Like pectus excavatum, carinatum is much more common in males than in females (4:1). However, in contrast to pectus excavatum, it is not usually recognized until adolescence. A family history is again present in approximately 30% of patients. Scoliosis is the most commonly associated musculoskeletal deformity, whereas fewer than 5% of patients with pectus carinatum have associated congenital heart disease. Symptoms are uncommon in childhood but may progress into adolescence. It has been suggested that shortness of breath may be related to decreased chest wall compliance with increased chest diameter. In pectus carinatum, there is increased residual volume and reduced vital capacity which may also account for some symptoms.
Again, surgical repair by osteotomy is the main form of treatment. Surgical therapy provides excellent results with low morbidity in as many as 97% of patients.13 The surgical treatment of pectus carinatum is discussed in Chapter 140.
Poland syndrome is the congenital absence of the pectoralis major and minor muscles associated with syndactyly (fused fingers) (Fig. 139-4). It is also associated with abnormalities of the ribs, chest wall depressions, and abnormalities of the breasts. Thoracic involvement may range from hypoplasia of the sternal head of the pectoralis major and minor muscles with normal ribs, to complete absence of the anterior portions of ribs two to five and costal cartilages. Breast involvement may range from complete absence of the breast (amastia) and nipple (athelia) to mild hypoplasia. Hand deformities primarily involve the central three digits and may include syndactyly (fused fingers) and brachydactyly (hypoplasia). Poland syndrome occurs in 1 in 30,000 to 32,000 live births and is not often familial.14 It is more common in females than males at a ratio of 3:1. The etiology is not well understood.
Sternal defects are rare chest wall deformities that may be classified as cleft sternum or ectopic cordis (Fig. 139-5A,B). Sternal clefts typically involve only the upper sternum; ectopic cordis involves the lower sternum.
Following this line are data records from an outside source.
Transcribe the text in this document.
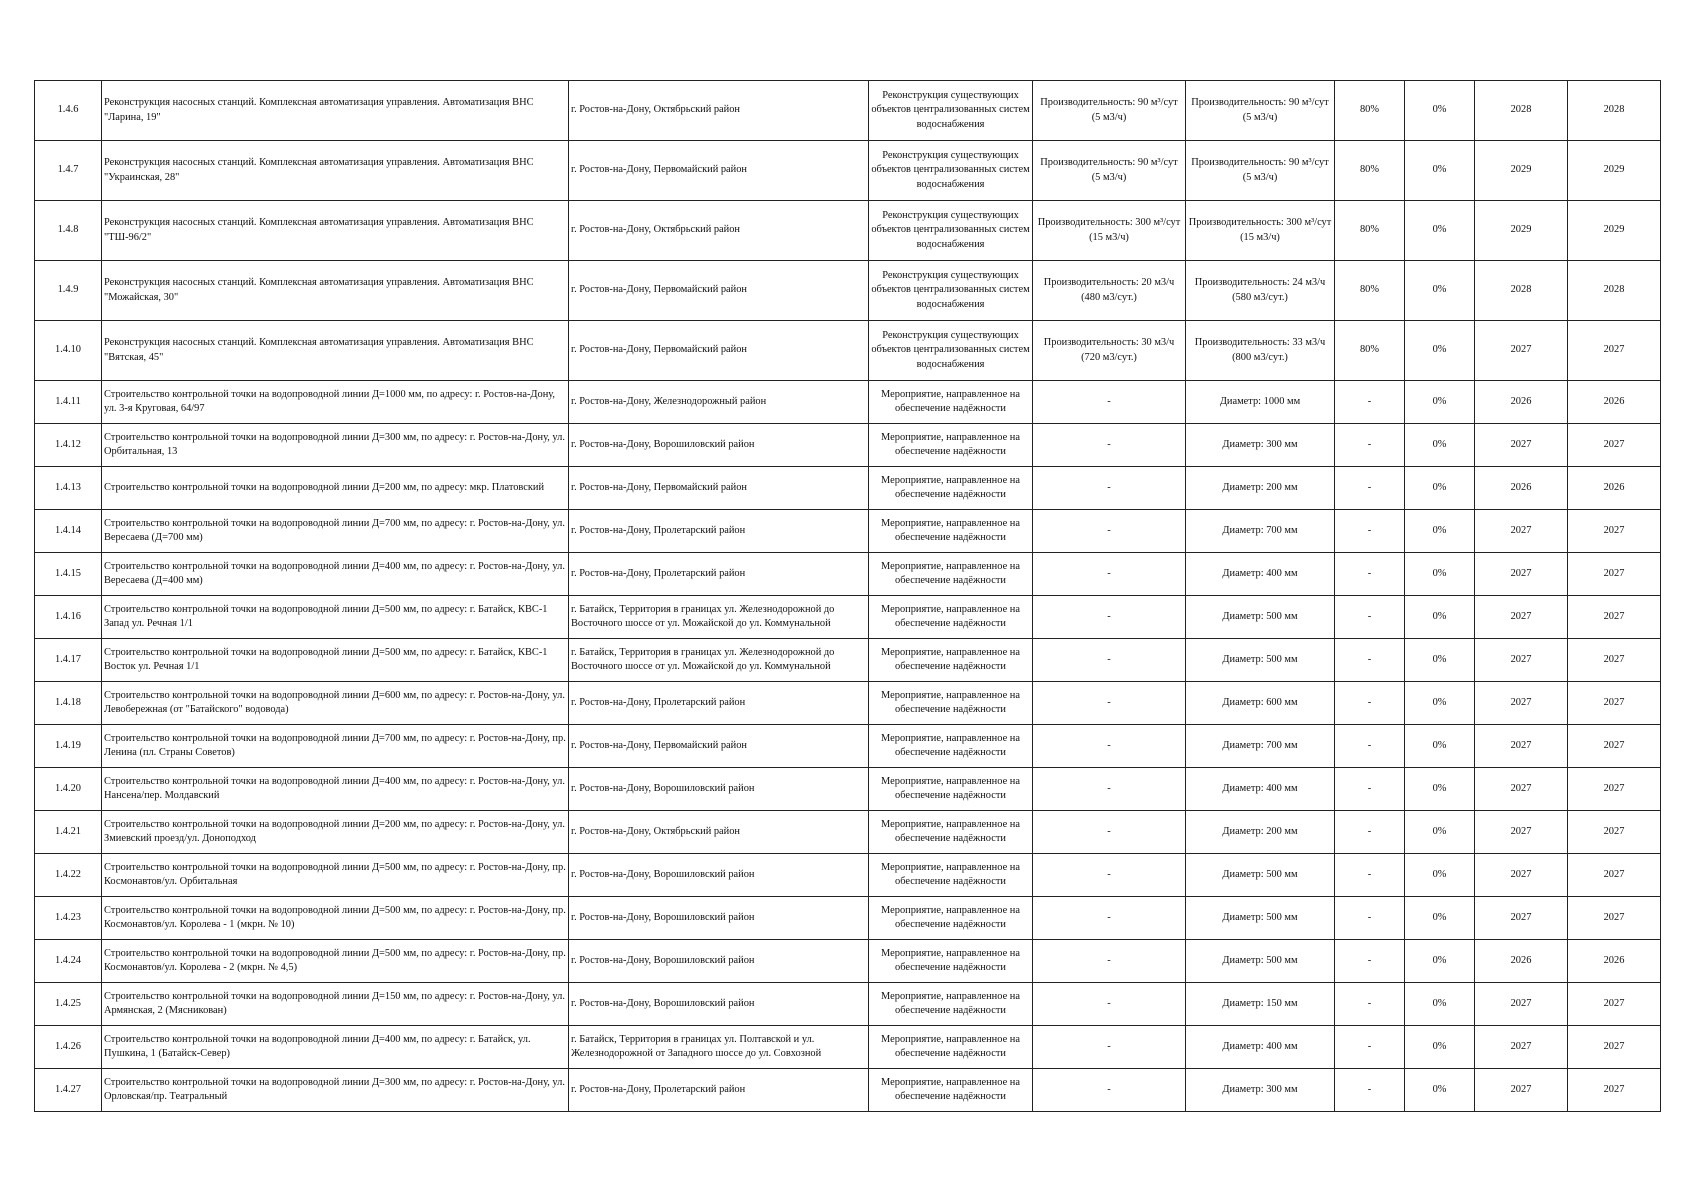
1.4.6	Реконструкция насосных станций. Комплексная автоматизация управления. Автоматизация ВНС "Ларина, 19"	г. Ростов-на-Дону, Октябрьский район	Реконструкция существующих объектов централизованных систем водоснабжения	Производительность: 90 м³/сут (5 м3/ч)	Производительность: 90 м³/сут (5 м3/ч)	80%	0%	2028	2028
1.4.7	Реконструкция насосных станций. Комплексная автоматизация управления. Автоматизация ВНС "Украинская, 28"	г. Ростов-на-Дону, Первомайский район	Реконструкция существующих объектов централизованных систем водоснабжения	Производительность: 90 м³/сут (5 м3/ч)	Производительность: 90 м³/сут (5 м3/ч)	80%	0%	2029	2029
1.4.8	Реконструкция насосных станций. Комплексная автоматизация управления. Автоматизация ВНС "ТШ-96/2"	г. Ростов-на-Дону, Октябрьский район	Реконструкция существующих объектов централизованных систем водоснабжения	Производительность: 300 м³/сут (15 м3/ч)	Производительность: 300 м³/сут (15 м3/ч)	80%	0%	2029	2029
1.4.9	Реконструкция насосных станций. Комплексная автоматизация управления. Автоматизация ВНС "Можайская, 30"	г. Ростов-на-Дону, Первомайский район	Реконструкция существующих объектов централизованных систем водоснабжения	Производительность: 20 м3/ч (480 м3/сут.)	Производительность: 24 м3/ч (580 м3/сут.)	80%	0%	2028	2028
1.4.10	Реконструкция насосных станций. Комплексная автоматизация управления. Автоматизация ВНС "Вятская, 45"	г. Ростов-на-Дону, Первомайский район	Реконструкция существующих объектов централизованных систем водоснабжения	Производительность: 30 м3/ч (720 м3/сут.)	Производительность: 33 м3/ч (800 м3/сут.)	80%	0%	2027	2027
1.4.11	Строительство контрольной точки на водопроводной линии Д=1000 мм, по адресу: г. Ростов-на-Дону, ул. 3-я Круговая, 64/97	г. Ростов-на-Дону, Железнодорожный район	Мероприятие, направленное на обеспечение надёжности	-	Диаметр: 1000 мм	-	0%	2026	2026
1.4.12	Строительство контрольной точки на водопроводной линии Д=300 мм, по адресу: г. Ростов-на-Дону, ул. Орбитальная, 13	г. Ростов-на-Дону, Ворошиловский район	Мероприятие, направленное на обеспечение надёжности	-	Диаметр: 300 мм	-	0%	2027	2027
1.4.13	Строительство контрольной точки на водопроводной линии Д=200 мм, по адресу: мкр. Платовский	г. Ростов-на-Дону, Первомайский район	Мероприятие, направленное на обеспечение надёжности	-	Диаметр: 200 мм	-	0%	2026	2026
1.4.14	Строительство контрольной точки на водопроводной линии Д=700 мм, по адресу: г. Ростов-на-Дону, ул. Вересаева (Д=700 мм)	г. Ростов-на-Дону, Пролетарский район	Мероприятие, направленное на обеспечение надёжности	-	Диаметр: 700 мм	-	0%	2027	2027
1.4.15	Строительство контрольной точки на водопроводной линии Д=400 мм, по адресу: г. Ростов-на-Дону, ул. Вересаева (Д=400 мм)	г. Ростов-на-Дону, Пролетарский район	Мероприятие, направленное на обеспечение надёжности	-	Диаметр: 400 мм	-	0%	2027	2027
1.4.16	Строительство контрольной точки на водопроводной линии Д=500 мм, по адресу: г. Батайск, КВС-1 Запад ул. Речная 1/1	г. Батайск, Территория в границах ул. Железнодорожной до Восточного шоссе от ул. Можайской до ул. Коммунальной	Мероприятие, направленное на обеспечение надёжности	-	Диаметр: 500 мм	-	0%	2027	2027
1.4.17	Строительство контрольной точки на водопроводной линии Д=500 мм, по адресу: г. Батайск, КВС-1 Восток ул. Речная 1/1	г. Батайск, Территория в границах ул. Железнодорожной до Восточного шоссе от ул. Можайской до ул. Коммунальной	Мероприятие, направленное на обеспечение надёжности	-	Диаметр: 500 мм	-	0%	2027	2027
1.4.18	Строительство контрольной точки на водопроводной линии Д=600 мм, по адресу: г. Ростов-на-Дону, ул. Левобережная (от "Батайского" водовода)	г. Ростов-на-Дону, Пролетарский район	Мероприятие, направленное на обеспечение надёжности	-	Диаметр: 600 мм	-	0%	2027	2027
1.4.19	Строительство контрольной точки на водопроводной линии Д=700 мм, по адресу: г. Ростов-на-Дону, пр. Ленина (пл. Страны Советов)	г. Ростов-на-Дону, Первомайский район	Мероприятие, направленное на обеспечение надёжности	-	Диаметр: 700 мм	-	0%	2027	2027
1.4.20	Строительство контрольной точки на водопроводной линии Д=400 мм, по адресу: г. Ростов-на-Дону, ул. Нансена/пер. Молдавский	г. Ростов-на-Дону, Ворошиловский район	Мероприятие, направленное на обеспечение надёжности	-	Диаметр: 400 мм	-	0%	2027	2027
1.4.21	Строительство контрольной точки на водопроводной линии Д=200 мм, по адресу: г. Ростов-на-Дону, ул. Змиевский проезд/ул. Доноподход	г. Ростов-на-Дону, Октябрьский район	Мероприятие, направленное на обеспечение надёжности	-	Диаметр: 200 мм	-	0%	2027	2027
1.4.22	Строительство контрольной точки на водопроводной линии Д=500 мм, по адресу: г. Ростов-на-Дону, пр. Космонавтов/ул. Орбитальная	г. Ростов-на-Дону, Ворошиловский район	Мероприятие, направленное на обеспечение надёжности	-	Диаметр: 500 мм	-	0%	2027	2027
1.4.23	Строительство контрольной точки на водопроводной линии Д=500 мм, по адресу: г. Ростов-на-Дону, пр. Космонавтов/ул. Королева - 1 (мкрн. № 10)	г. Ростов-на-Дону, Ворошиловский район	Мероприятие, направленное на обеспечение надёжности	-	Диаметр: 500 мм	-	0%	2027	2027
1.4.24	Строительство контрольной точки на водопроводной линии Д=500 мм, по адресу: г. Ростов-на-Дону, пр. Космонавтов/ул. Королева - 2 (мкрн. № 4,5)	г. Ростов-на-Дону, Ворошиловский район	Мероприятие, направленное на обеспечение надёжности	-	Диаметр: 500 мм	-	0%	2026	2026
1.4.25	Строительство контрольной точки на водопроводной линии Д=150 мм, по адресу: г. Ростов-на-Дону, ул. Армянская, 2 (Мясникован)	г. Ростов-на-Дону, Ворошиловский район	Мероприятие, направленное на обеспечение надёжности	-	Диаметр: 150 мм	-	0%	2027	2027
1.4.26	Строительство контрольной точки на водопроводной линии Д=400 мм, по адресу: г. Батайск, ул. Пушкина, 1 (Батайск-Север)	г. Батайск, Территория в границах ул. Полтавской и ул. Железнодорожной от Западного шоссе до ул. Совхозной	Мероприятие, направленное на обеспечение надёжности	-	Диаметр: 400 мм	-	0%	2027	2027
1.4.27	Строительство контрольной точки на водопроводной линии Д=300 мм, по адресу: г. Ростов-на-Дону, ул. Орловская/пр. Театральный	г. Ростов-на-Дону, Пролетарский район	Мероприятие, направленное на обеспечение надёжности	-	Диаметр: 300 мм	-	0%	2027	2027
The presumed embryologic cause is failure of ventral fusion of the sternum, resulting in sternal clefts, thoracic ectopia cordis, and thoracoabdominal ectopia cordis.
Sternal defects: (A) cleft sternum, (B) ectopic cordis.
Cleft sternum in infants results from nonfusion of the sternal plates at about the eighth week of gestation. The cleft typically involves the upper sternum where the sternum has a complete or partial separation. The remainder of the sternum is normal, as is the diaphragm, pericardium, location of the heart, and overlying skin coverage. Omphaloceles do not occur in these children and it is rarely associated with intrinsic congenital heart disease. In ectopic cordis (thoracic and thoracoabdominal), the sternal cleft involves the inferior portion of the sternum and is associated with an abnormal diaphragm, pericardium, and location of the heart. Intracardiac anomalies are very common. In thoracic ectopic cordis, the lethal factor is the extrathoracic location of the heart without its pericardial coverage. In thoracoabdominal ectopic cordis (the Cantrell Pentology), the associated five features include (1) inferior sternal cleft, (2) anterior diaphragmatic defect, (3) absence of pericardium at the diaphragmatic defect, (4) an omphalocele, and (5) intrinsic cardiac abnormalities.15 Although surgical repair of isolated cleft sternum is routinely successful, repair of ectopia cordis is associated with a high mortality rate.